I should mention that my students are relatively privileged: at the very least, their parents care deeply about their education and have demonstrable desires for their success. But every time I sit down to work with each student, I can’t help but feel that there’s something almost missing about them.
This inadequacy is hardly their fault, but its glaring presence troubles me. Many of my students aren’t as creative as I remember being, as a child. They have a hard time coming up with their own stories, opinions, and perspectives. There’s an insolence that– I wonder– appears related to the prevalence of technology. Parents look at phones much more often now than they ever did when I was 10 years old. Perhaps conversations at the table dwindle because everyone has their own device.
On top of that, my students are busy. When I was growing up, I spent a lot of my time spacing out and doing nothing in particular. I drew pictures, I wrote stories, I played outside. Yes, I also played piano, took dance lessons and volunteered, but my “work” day wasn’t 12 hours long. Now I begin tutoring with some of my students as they’re rushing in from ballet or soccer– still leotard-clad or soccer-cleat-shod.
I can’t speak to how Aaron and I will be as parents– the choices we’ll make, the challenges we’ll face. But I do know that there’s a sweet, innocent, and colorful childhood that I still hold in my mind as the ideal. I want our children to know that season before delving into the woes of our world and being a part of healing it. I want them to experience joy at its purest before joining us in the sorrow of adulthood and the small increments of victory we seek. As children, I hope they’ll have less to win, and more to simply be.

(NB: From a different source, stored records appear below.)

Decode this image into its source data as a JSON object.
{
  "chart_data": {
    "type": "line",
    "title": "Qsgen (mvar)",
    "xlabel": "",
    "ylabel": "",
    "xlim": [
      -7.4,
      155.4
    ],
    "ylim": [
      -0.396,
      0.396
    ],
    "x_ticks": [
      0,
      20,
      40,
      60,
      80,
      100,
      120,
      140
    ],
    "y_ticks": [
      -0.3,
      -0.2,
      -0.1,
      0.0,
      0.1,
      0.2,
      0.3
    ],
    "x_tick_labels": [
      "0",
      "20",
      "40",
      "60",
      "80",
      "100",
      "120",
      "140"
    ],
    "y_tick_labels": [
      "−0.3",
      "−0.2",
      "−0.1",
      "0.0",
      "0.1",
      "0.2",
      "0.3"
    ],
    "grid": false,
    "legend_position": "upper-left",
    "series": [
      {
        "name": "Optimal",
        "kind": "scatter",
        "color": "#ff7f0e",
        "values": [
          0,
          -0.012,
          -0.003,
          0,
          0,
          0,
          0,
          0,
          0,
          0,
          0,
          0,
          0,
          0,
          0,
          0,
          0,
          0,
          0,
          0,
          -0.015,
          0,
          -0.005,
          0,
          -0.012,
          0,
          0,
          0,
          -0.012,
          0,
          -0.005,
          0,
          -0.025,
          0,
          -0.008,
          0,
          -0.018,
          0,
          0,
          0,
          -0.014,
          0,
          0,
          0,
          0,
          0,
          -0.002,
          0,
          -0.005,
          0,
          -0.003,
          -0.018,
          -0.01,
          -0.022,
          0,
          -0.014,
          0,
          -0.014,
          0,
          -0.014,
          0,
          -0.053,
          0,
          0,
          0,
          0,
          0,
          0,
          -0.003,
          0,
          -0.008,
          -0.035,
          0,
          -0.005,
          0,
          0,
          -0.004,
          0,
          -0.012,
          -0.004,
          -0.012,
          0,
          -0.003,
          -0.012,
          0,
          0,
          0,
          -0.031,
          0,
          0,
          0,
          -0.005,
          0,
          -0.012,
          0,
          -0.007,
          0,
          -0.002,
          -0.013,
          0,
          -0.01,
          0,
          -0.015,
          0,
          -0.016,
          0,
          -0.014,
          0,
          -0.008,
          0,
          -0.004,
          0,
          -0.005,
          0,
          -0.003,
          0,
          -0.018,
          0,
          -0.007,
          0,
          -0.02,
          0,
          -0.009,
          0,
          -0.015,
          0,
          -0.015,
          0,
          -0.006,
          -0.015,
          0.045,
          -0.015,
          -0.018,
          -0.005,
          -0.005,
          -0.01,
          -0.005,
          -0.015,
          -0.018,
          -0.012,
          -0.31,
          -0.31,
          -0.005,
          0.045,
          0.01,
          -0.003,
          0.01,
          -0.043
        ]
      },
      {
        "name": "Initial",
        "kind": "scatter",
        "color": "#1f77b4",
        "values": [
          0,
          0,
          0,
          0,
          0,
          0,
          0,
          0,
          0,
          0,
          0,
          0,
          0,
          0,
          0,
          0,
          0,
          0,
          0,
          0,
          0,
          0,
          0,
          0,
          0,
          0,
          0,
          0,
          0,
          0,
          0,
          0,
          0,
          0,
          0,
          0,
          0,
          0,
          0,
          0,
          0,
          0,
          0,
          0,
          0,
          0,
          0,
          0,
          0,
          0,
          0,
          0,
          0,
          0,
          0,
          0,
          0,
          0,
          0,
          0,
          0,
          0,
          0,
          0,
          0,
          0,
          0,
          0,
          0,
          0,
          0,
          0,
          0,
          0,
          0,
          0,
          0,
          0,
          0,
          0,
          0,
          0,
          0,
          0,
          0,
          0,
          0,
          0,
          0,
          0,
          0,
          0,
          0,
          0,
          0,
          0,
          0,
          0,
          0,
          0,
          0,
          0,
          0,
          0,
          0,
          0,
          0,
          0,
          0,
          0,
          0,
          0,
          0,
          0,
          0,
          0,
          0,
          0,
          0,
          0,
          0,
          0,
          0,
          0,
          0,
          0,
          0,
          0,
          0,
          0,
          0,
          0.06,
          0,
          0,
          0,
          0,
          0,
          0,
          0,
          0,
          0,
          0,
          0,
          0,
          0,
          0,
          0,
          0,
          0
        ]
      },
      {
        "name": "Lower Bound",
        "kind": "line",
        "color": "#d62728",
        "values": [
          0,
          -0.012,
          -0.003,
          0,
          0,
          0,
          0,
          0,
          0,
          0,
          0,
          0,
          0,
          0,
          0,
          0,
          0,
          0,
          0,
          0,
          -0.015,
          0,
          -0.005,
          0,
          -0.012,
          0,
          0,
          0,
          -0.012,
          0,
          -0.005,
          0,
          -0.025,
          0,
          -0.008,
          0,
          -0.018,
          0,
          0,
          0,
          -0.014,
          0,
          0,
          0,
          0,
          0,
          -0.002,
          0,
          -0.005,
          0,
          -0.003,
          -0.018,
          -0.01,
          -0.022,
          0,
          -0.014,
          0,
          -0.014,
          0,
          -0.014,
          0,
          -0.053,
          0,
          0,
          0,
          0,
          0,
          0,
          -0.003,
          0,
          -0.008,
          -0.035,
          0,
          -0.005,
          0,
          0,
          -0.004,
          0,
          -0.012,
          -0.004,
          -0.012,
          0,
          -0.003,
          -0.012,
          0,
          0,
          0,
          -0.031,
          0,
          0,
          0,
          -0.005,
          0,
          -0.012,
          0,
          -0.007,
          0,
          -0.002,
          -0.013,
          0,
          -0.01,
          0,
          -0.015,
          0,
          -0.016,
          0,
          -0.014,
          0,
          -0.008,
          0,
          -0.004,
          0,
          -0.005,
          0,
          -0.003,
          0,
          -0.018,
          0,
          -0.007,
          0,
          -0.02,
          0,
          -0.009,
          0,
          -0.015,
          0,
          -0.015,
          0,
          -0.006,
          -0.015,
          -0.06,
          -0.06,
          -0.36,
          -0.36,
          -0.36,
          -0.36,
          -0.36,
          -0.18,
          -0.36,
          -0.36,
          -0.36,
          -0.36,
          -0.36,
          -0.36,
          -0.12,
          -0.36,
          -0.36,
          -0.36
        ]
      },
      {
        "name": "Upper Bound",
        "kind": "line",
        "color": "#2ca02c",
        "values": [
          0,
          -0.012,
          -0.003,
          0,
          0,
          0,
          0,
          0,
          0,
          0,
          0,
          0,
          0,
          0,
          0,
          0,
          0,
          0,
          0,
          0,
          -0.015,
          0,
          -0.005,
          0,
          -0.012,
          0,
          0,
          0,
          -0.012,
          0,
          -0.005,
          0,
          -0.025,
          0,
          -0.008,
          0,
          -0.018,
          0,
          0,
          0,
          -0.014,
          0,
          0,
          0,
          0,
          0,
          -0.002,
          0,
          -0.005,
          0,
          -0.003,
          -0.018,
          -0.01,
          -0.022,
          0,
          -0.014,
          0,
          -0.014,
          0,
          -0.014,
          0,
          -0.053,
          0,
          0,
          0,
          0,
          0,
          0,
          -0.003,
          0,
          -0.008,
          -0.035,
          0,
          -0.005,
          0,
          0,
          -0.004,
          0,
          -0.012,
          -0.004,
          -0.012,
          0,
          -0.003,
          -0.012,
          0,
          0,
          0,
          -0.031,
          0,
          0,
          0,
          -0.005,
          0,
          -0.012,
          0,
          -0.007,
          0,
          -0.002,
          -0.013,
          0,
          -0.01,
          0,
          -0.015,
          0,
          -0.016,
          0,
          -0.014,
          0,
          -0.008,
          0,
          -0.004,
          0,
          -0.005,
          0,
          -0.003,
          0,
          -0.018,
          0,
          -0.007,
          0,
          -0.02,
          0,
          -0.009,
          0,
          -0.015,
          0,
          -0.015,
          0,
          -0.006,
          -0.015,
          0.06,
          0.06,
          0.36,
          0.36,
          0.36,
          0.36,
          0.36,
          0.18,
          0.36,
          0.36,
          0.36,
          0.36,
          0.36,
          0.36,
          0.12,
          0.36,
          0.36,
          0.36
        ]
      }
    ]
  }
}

10 Simple Things I Want For My Kids
1) Friends nearby who come over unannounced.
2) A patch of dirt to dig and cultivate.
3) Scraps and materials for making toys and creating art.
4) A place at the table where they must engage and express.
5) Age-appropriate work that makes them feel valued.
6) Stories to hear and stories to tell.
7) Opportunities to visit new places, nearby or far away.
8) Family members and mentors to lead them.
9) Possessions to call their own and people to share them with.
10) Confidence in the truth that they matter, their community matters, and we all matter.
Perhaps I’m nostalgic for a time in human history that never really existed, but I’m hopeful. I’m hopeful that these things are not so much purchased as cultivated. And I’m hopeful that we’ll be able to raise our children with likeminded people who want the same thing for their kids.